[ 
https://issues.apache.org/jira/browse/STANBOL-498?page=com.atlassian.jira.plugin.system.issuetabpanels:all-tabpanel
 ]

Suat Gonul updated STANBOL-498:
-------------------------------

    Description: 
Simple Storage interface for enhanced ContentItems.

This Store is used to

1. save the ContentItems after they are enhanced by the Enahncer
    * The Blobs (original content and transcoded versions)
    * The Metadata (Enhancement Results)
2. retrieve ContentItems while semantic indexing
    * Iterator over the IDs
    * Get ContentItem by ID

This store is NOT intended to be used for search! It is only used for ID based 
lookup.


Implementations:
-----------------------

 * CMS Adapter: An implementation based on the CMS Adapter provides the 
possibility to store the Enhancement Results directly within the CMS. Typically 
this will be the CMS also sending the request to the Contenthub, but this is no 
requirement.
 * Clerezza based implementation: Clerezza - as RDF based CMS - provides the 
required functionality to store both the content AND the metadata of the 
contentItem
* File based: Simple file based storage without any external dependencies. This 
could be used as default and for testing

Interface:
-------------

The interface will be based-on/replace the 
[Store](http://svn.apache.org/repos/asf/incubator/stanbol/trunk/contenthub/servicesapi/src/main/java/org/apache/stanbol/contenthub/servicesapi/store/Store.java)
 interface already present in the Contenthub. However the suggestion is to 
remove the "getEnhancementGraph()" as this is not required by the usecases (1) 
and (2) mentioned above. In addition the store interface should be extended 
with a remove method to allow manual deletion of ContentItems.

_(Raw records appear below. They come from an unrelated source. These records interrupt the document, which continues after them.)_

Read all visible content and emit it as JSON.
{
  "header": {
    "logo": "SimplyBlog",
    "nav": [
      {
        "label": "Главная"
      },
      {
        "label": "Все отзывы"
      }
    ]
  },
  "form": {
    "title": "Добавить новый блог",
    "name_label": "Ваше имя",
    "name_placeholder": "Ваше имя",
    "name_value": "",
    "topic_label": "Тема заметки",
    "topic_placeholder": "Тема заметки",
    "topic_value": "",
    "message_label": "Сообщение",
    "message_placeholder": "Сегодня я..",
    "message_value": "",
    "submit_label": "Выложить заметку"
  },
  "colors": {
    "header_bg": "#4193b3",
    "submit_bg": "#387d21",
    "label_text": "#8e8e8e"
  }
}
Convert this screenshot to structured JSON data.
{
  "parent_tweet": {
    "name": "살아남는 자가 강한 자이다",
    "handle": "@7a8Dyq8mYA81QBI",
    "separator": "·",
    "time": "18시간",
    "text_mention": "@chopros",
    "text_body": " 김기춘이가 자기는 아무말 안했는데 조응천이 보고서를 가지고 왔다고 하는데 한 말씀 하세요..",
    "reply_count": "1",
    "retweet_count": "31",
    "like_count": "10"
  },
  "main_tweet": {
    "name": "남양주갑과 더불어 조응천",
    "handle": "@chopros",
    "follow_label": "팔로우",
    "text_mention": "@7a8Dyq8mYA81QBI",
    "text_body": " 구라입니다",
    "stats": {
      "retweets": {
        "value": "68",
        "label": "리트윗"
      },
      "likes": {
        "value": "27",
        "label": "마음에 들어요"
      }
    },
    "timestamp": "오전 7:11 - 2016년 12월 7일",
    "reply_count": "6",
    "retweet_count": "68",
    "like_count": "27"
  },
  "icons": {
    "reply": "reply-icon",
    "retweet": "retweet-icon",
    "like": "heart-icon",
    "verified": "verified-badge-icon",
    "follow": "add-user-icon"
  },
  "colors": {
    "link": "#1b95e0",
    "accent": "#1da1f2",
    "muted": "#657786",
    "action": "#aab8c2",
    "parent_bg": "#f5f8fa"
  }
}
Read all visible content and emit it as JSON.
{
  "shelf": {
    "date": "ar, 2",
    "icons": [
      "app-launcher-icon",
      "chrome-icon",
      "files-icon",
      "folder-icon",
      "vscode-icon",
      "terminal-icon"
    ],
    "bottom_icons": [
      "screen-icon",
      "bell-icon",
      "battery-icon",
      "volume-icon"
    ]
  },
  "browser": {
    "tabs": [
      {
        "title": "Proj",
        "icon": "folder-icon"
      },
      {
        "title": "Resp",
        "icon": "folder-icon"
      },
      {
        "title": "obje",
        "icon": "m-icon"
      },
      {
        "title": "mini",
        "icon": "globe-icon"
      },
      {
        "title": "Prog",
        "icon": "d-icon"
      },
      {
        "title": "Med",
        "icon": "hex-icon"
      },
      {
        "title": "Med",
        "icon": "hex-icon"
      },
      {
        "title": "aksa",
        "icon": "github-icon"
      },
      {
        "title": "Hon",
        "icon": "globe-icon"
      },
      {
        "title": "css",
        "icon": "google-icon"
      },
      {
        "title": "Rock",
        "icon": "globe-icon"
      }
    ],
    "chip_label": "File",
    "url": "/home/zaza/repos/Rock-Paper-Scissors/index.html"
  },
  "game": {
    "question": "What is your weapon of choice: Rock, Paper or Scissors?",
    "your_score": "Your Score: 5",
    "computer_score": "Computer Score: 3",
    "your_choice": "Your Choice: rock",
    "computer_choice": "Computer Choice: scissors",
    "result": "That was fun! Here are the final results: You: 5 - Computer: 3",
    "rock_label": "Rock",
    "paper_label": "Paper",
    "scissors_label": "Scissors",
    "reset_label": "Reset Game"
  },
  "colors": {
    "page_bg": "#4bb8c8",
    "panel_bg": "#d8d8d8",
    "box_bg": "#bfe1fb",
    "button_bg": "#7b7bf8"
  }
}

    /** stores the parsed ContentItem */
    + put(ContentItem ci) : UriRef
    /** Getter for the ContentItem with the parsed ID */
    + get(UriRef id) : ContentItem

### Revisions

Revisions are used to re-synchronize semantic indexes with the enhanced 
ContentItems managed by this store. Every time the ContentHub indexes enhanced 
ContentItem - as managed by this store - to a SemanticIndex it provides the 
highest revision. SemanticIndexes MUST persist such revisions and MUST ensure 
they are even available after a re-start because this number will be later used 
by the ContentHub to apply changes to enhances ContentItmes.

In detail a revision is defined as a change (add, update, removal) to one or 
more ContentItems managed by the Store. Every such change MUST BE result in an 
increase of the revision. Revisions MUST only use positive numbers. 
Implementers might use <code>System.currentTimeMillis()</code> as revision but 
this is no requirement.

The store interface provides a method that returns an Iterator over all changed 
ContentItems that where changed (added, updated, removed) since a given 
revision. 

    /** Iterator over all contentItems added/removed after revision */
    + changes(long revision, int offset, int batchSize) : ChangeSet

    class ChangeSet {
        /** the lowest included revision */
        + from() : long
        /** the id of changed ContentItems */
        + changed() : Map<UriRef>
        /** the highest included revision */
        + to() : long
    }


Calls to chages(..) MUST return only changes with a higher revision as the 
provided number. ChangeSet with the parsed revision number MUST BE excluded. 
Note that ChangeSet does not provide information about the type of the change. 
This will be only available after a call to Store#get(..).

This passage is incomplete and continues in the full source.